Nous étions front contre front, presque prêts à nous étriper. Et si les liens ne nous retenaient pas, nous le ferions certainement. Et après tout, qu’importaient les liens… J’eus un rictus, que Druss reçut d’un air surpris, avant de recevoir mon front contre le sien, ce qui le fit rouler en arrière. Mais il en fallait bien plus au colosse, et sa riposte ne se fit pas attendre. Il roula et me faucha les jambes, avant de se relever, et de me cueillir d’un magnifique coup de pied alors que je tentais de faire de même. Il me roua ensuite de coups tandis que j’étais à terre, sous les clameurs des autres occupants de la cellule, qui lui criaient d’arrêter.
- Tu vas le tuer Druss, arrête !
Mais personne n’osait l’approcher; quand Druss était en mode Berserk, il valait mieux garder ses distances.

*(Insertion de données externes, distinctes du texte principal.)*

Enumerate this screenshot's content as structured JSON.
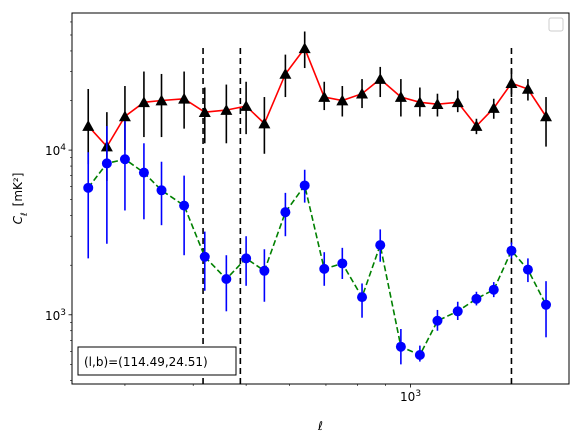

La porte s’ouvrit alors, sur le geôlier et cinq autres gobelins bien armés. Il forcèrent Druss à s’éloigner de moi, le poussant avec leurs lames à lui entailler la peau.
- C’est quoi ce bordel ! beugla le geôlier. Voilà qu’ils s’entretuent, de vrais animaux enragés ! Toi, regarde s’il vit encore, héla-t-il à un des gobelins.
La créature s’exécuta, s’approchant de moi pour voir si je respirais encore. Je me relevai d’un coup, et ma mâchoire se referma sur sa gorge. Une seconde après, deux gobelins allèrent se fracasser contre le mur, tandis que les deux autres se faisaient maîtriser par nos camarades de cellule.
Le geôlier hoqueta, et chercha à fuir, mais la porte se referma devant lui. Je me relevai, recrachant la chair et le sang, mélange du mien et de celui du gobelin, et tendis mes mains pour que l’on me tranche les liens.
- Alors geôlier, dis-je à la créature tandis que mes mains se libéraient, on a perdu sa langue ?
Il brandit sa lame en avant, faisant de grands mouvements avec celle-ci. On voyait bien qu’il avait plus l’habitude de la torture que des combats. Je saisis les deux lames que l’on me tendait, un peu rudimentaires mais elles semblaient de bonne manufacture tout de même.
- N’approchez pas, meugla-t-il, je vous ferai étriper, je vous dépècerai vivant, je vous…
Je contrai sa lame d’un geste, et lui ouvris sa bedaine de haut en bas d’un autre, se laissant se déverser ses intestins. Il tomba à genoux, hurlant, cherchant à les retenir en vain. Je lui pris une tenaille qui pendait à son ceinturon, et la plongeai dans son gosier, ressortant avec sa langue que j’arrachai.
- Tiens, un souvenir, dis-je en la lançant à Druss, qui n’avait pas encore vraiment saisi la tournure des évènements. Et la prochaine fois que tu fais semblant, vas y un peu plus franchement, tu cognes vraiment comme une fillette, je ne pensais pas qu’ils y croiraient.
Il me rendit un sourire un peu confus. Puis reprit vite de sa superbe.
- Ahah, je craignais que tes pauvres os se soient ramollis avec les années et que tu casses comme une brindille, blanc-bec. Mais maintenant que je sais que tu encaisses, j’y mettrais plus de coeur la prochaine fois, crois-moi !
Nous sortîmes des cachots, Druss en tête, moi un peu derrière, ma chère amie regardant si les coups ne m’avaient quand même pas brisé quelque chose. Une lourde lame se posa alors, sur le cou de Druss cette fois, et une ribambelle de gobelins nous tinrent en joue, avec arme de jet ou simplement des lames.
- Ah enfin, dit Harguz, nous avons bien failli vous attendre. Tout est prêt, les jeux vont pouvoir commencer, ajouta-t-il avec un sourire démentiel.